La emoción de Camorrista, cuando la movilidad tapa las carencias
Un vibrante animal de Santiago Domecq restó puntos negativos a una corrida que no rompió
«¡Qué mal está hoy la cosa!». Todavía no había saltado el primero de los seis de Santiago Domecq cuando un vendedor ambulante ya se estaba quejando en la calle Antonia Díaz, donde había colocado su puesto de almendras y gominolas. Justo en el único hueco en el que daba el sol. Diez euros decía haber hecho, cuando aún faltaba media hora para la corrida. ¿Acaso esperaba hacer hoy, y en ese sitio, su agosto? ¿Y acaso esperaban los aficionados otra cosa de lo que terminaron encontrándose? Posiblemente sí. Al menos, en lo que respecta a la divisa gaditana, que fue la gran decepción de un festejo en el que los toreros se ciñeron a su guion: José Garrido, suelto y apasionado con el capote, rígido e insistente con la muleta; Álvaro Lorenzo, técnico y fácil, tanto con el insulso como con el sonoro; y Alfonso Cadaval, tan animoso como desbordado. A la corrida de Santiago Domecq, entre otras muchas cosas, le faltó remate. Ni lo altos ni lo embastecidos que eran algunos de ellos podían ocultarlo. Anovillados en sus perfiles, sin media vuelta que le diesen seriedad a sus pitones. Pocos derrocharon clase, más allá de algún que otro buen embroque.
¿Era Camorrista un gran toro? No ¿Era Camorrista el jarabe contra el estupor de la tarde? Habrá quien se quiera conformar. Aunque a Camorrista, el quinto, hay que reconocerle que removió la dinámica abismal en la que se había sumergido la corrida, por la emoción de su movilidad, de su prontitud, de su fiereza. Virtudes que disipan las carencias, las miserias. Camorrista no tuvo clase, como tampoco tuvo humillación y entrega.

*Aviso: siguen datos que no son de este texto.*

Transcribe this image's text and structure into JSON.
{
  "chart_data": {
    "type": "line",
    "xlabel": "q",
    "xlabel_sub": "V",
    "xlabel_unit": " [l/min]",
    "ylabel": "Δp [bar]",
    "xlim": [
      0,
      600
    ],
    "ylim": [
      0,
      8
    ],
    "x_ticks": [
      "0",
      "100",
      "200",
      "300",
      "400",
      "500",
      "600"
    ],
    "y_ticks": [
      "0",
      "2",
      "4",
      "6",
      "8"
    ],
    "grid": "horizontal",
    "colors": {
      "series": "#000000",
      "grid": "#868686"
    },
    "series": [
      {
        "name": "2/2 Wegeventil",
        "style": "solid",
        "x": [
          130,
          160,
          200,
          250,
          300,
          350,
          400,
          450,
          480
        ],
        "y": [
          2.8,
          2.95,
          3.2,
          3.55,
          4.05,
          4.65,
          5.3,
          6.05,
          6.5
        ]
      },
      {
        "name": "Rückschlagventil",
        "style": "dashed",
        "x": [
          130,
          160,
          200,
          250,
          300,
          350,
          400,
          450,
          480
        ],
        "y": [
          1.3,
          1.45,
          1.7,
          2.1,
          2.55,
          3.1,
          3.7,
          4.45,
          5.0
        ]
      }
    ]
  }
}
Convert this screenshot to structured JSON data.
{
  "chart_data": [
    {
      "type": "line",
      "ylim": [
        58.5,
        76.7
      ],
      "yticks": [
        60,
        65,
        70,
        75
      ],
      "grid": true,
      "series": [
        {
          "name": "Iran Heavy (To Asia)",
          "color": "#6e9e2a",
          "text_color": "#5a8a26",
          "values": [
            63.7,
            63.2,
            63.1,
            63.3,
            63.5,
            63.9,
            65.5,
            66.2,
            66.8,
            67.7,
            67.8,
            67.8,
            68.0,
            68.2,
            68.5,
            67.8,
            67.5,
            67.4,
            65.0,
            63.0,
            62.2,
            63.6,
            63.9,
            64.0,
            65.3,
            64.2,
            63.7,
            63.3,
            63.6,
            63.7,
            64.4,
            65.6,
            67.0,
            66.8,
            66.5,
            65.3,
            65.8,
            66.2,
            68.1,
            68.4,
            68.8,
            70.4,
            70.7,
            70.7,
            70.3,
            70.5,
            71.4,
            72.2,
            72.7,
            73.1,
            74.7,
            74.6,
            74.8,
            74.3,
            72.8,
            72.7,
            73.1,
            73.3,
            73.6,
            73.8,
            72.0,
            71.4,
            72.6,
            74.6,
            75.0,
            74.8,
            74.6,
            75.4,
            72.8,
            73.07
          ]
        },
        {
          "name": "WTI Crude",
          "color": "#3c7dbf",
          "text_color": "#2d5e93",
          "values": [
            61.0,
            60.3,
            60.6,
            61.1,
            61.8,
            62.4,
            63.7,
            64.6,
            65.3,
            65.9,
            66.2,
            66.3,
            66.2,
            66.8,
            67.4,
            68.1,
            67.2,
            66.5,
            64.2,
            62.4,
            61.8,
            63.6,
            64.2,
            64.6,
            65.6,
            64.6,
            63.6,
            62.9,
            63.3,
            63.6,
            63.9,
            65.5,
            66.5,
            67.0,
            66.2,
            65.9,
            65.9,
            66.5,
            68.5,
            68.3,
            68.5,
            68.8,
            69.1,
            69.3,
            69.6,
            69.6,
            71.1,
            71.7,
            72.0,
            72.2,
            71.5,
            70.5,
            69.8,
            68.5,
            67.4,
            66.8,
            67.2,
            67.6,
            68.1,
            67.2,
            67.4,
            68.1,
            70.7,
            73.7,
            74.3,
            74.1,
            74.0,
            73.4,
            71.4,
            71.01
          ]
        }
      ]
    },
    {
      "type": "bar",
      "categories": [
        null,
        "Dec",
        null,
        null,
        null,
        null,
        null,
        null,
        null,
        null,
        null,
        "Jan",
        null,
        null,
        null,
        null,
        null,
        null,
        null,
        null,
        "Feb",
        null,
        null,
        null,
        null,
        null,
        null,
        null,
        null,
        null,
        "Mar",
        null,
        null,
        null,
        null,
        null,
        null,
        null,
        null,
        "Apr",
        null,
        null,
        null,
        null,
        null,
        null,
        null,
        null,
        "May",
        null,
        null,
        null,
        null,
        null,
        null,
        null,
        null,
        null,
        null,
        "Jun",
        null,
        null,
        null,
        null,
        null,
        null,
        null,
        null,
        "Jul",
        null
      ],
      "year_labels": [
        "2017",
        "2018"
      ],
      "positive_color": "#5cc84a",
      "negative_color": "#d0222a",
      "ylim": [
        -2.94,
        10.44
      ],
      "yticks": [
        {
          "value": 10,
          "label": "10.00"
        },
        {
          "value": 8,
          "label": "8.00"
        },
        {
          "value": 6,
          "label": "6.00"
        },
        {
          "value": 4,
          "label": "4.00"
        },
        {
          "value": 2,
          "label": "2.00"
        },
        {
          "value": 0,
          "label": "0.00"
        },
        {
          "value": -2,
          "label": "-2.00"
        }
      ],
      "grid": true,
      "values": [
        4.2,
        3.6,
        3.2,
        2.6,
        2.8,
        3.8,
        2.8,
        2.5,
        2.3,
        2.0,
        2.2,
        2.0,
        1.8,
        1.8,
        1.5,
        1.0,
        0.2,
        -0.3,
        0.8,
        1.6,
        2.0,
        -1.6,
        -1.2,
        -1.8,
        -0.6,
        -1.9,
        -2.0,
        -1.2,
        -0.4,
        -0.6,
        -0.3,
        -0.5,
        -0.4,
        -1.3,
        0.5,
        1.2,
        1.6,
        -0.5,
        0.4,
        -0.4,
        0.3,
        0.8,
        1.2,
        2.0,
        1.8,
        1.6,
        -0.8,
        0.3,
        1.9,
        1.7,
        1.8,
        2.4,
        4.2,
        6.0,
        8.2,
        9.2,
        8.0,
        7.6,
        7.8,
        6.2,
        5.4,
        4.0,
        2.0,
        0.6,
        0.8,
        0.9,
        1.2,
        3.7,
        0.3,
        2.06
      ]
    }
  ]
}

Si acaso, profundidad en algunos segundos muletazos de cada serie, en las que Álvaro Lorenzo iba recortando a cuentagotas la distancia inicial, que le dio todas las ventajas en un arranque que rápidamente enchufó a unos alicaídos tendidos que en él creyeron ver la panacea.
En los primeros tercios no llegó a destaparse, incierto con los capotes, sin verdad para las banderillas. Pero llegó Lorenzo y tiró la moneda, a veinte metros de distancia, adonde Camorrista se arrancó como un tren. Un momento verdaderamente emocionante, aunque después, cuando se empezaron a suceder los muletazos, cantase su verdadera condición: la primera arrancada era con recorrido, la segunda con profundidad, la tercera a la altura del palillo y la cuarta de tragedia. Un toro que pese a sus innumerables carencias contenía el primor de la emoción, de la transmisión. Que con un torero menos técnico se hubieran vivido momentos de aprieto y agitación. Aunque ni la pulcritud del toledano fue suficiente para esconder la impresión que un toro así genera en una plaza. No se equivocó en un sólo pasaje el toledano, siempre con la muleta perfectamente planchada, sin huecos, sin ventajas. Sin salirse de su guión.
El que a la postre fue el segundo, y prácticamente último, momento destacado había llegado en el prólogo, en el ramillete de verónicas apasionadas que dejó José Garrido, con las palmas muy abiertas, con el cite milimétrico, con el mentón aplomado sobre un pecho que se crecía por momentos. Eran los momentos más sosegados, inspirados y acompasados de un torero que, tras gustarse en un galleo por chicuelinas y un enfajado quite por delantales, se fue encorsetando conforme iba palpando la franela sobre sus dedos.
También toreó Alfonso Cadaval, que sigue lejos de demostrar por qué es matador de toros y por qué lo anuncian mejor que al resto de compañeros.